Il settimo mese di gravidanza, che inizia a 26 settimane  più 3 giorni, rappresenta un periodo cruciale, sia per la mamma che per lo sviluppo del suo piccolo.

La pancia, infatti, sembra quasi crescere improvvisamente: questo è dovuto all'aumento di volume dell'utero; così la mamma, che ormai percepisce distintamente i movimenti del bambino, non vede l'ora che arrivi il momento di stringerlo tra le braccia.

Il settimo mese rappresenta però anche una fase delicata della gravidanza, in cui è necessario scongiurare il rischio di parto prematuro.

La mamma dovrà quindi prestare maggiore attenzione al suo benessere, sottoponendosi agli esami di routine e tenendo sotto controllo i valori del sangue attraverso un emocromo completo e un esame delle urine.

Durante il settimo mese, inoltre, non è raro che si verifichino delle contrazioni uterine: sono quelle che vengono definite in termini medici "contrazioni di Braxton-Hicks" o false contrazioni. 

Si tratta cioè di un improvviso indurimento del ventre che non provoca dolore ma piuttosto un leggero fastidio: a differenze di quelle vere, queste contrazioni non modificano il collo dell'utero e servono solo a preparare l'utero al travaglio.

In alcuni casi, al settimo mese, si suggerisce alla mamma anche di cominciare a preparare la valigia per il parto da portare in ospedale

Il settimo mese, però, è cruciale soprattutto per lo sviluppo del bambino.

E' durante questo periodo infatti che il feto raddoppia il suo peso e ha ormai assunto l'aspetto definito di un bambino: il piccolo, infatti, occupa tutto lo spazio a disposizione nel ventre della mamma e, in genere, ha già assunto la classica posizione cefalica, ovvero quella determinante per il parto naturale.

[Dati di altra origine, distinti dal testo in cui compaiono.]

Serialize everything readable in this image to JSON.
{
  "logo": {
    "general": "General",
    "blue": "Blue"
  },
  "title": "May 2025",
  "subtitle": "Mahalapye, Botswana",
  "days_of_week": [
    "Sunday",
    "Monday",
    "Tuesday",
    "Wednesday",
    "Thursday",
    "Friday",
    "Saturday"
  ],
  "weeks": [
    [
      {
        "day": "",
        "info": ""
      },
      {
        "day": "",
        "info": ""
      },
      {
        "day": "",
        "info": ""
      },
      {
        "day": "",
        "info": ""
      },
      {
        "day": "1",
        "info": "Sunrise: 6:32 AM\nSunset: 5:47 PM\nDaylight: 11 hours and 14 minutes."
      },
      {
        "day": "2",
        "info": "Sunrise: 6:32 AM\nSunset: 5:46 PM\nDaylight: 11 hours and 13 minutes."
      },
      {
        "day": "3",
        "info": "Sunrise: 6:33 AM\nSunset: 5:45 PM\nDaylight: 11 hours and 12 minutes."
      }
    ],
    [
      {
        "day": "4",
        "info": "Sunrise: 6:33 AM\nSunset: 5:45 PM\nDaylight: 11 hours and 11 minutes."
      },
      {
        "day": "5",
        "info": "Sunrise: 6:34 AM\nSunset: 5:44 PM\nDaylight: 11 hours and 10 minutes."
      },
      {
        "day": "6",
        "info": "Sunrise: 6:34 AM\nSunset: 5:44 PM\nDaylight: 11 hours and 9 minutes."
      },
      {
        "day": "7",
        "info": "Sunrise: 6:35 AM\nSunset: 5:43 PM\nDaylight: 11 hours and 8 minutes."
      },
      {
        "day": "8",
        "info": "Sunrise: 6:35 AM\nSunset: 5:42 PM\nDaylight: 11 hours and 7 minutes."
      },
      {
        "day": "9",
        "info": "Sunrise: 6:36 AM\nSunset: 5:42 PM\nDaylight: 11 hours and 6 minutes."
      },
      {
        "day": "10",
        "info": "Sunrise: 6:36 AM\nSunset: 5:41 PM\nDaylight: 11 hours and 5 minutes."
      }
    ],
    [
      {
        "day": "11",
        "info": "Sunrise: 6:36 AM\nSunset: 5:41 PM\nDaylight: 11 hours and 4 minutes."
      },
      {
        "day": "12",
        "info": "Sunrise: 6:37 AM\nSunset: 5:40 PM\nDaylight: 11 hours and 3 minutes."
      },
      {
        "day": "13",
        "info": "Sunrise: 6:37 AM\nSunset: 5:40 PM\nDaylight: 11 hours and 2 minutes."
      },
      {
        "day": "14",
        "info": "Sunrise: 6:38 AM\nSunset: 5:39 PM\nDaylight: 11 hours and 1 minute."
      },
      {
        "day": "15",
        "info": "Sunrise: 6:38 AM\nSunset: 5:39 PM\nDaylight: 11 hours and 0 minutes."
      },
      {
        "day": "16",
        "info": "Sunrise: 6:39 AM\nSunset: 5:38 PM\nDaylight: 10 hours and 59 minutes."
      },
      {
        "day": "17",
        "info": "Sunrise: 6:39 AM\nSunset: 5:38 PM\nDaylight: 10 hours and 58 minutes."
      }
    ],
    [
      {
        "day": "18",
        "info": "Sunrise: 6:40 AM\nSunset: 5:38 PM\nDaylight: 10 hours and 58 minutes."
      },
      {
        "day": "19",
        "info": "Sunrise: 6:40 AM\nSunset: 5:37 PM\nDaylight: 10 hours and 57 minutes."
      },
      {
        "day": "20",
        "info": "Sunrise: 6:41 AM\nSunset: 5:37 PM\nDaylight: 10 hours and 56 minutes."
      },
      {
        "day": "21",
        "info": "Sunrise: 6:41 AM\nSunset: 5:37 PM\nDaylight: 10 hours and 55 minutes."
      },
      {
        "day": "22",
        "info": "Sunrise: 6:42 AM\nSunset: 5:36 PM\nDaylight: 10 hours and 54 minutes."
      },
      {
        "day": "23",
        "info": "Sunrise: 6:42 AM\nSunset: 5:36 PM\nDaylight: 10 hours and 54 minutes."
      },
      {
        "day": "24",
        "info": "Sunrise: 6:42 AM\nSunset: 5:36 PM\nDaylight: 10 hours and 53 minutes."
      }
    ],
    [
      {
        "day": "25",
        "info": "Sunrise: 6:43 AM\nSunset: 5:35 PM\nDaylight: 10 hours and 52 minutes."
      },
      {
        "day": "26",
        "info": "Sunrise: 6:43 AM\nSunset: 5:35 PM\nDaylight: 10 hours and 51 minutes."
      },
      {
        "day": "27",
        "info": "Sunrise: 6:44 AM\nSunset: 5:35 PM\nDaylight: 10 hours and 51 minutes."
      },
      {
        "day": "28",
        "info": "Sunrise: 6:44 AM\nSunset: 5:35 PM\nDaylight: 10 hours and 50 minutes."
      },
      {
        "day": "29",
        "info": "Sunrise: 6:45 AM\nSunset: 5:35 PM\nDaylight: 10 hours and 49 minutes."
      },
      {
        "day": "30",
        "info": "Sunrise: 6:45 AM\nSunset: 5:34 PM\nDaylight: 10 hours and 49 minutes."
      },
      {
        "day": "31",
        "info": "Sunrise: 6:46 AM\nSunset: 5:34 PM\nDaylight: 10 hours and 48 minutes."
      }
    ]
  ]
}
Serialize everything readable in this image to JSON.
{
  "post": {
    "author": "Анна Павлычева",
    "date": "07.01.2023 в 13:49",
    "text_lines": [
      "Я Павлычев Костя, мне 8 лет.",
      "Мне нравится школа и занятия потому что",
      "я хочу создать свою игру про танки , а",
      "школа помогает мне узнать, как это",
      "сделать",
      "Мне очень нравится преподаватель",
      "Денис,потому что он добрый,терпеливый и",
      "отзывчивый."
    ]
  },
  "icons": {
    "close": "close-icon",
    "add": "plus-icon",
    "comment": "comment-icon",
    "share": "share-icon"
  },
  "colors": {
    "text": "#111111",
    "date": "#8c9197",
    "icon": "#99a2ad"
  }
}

Non solo, giunto al settimo mese, il feto comincia a manifestare i primi riflessi condizionati: è in grado, per esempio, di ripondere muovendosi o scalciando agli stimoli esterni, come una carezza della mamma sul pancione.

A partire da questo periodo, infatti, si consiglia alla mamma di coccolare il piccolo facendogli ascoltare della musica, accarezzando il ventre, leggendogli una fiaba e anche facendogli sentire la voce del papà, così da stabilire un primo importante legame.

Dal settimo mese, infine, si sviluppano i bronchi e le palpebre del feto sono già separate.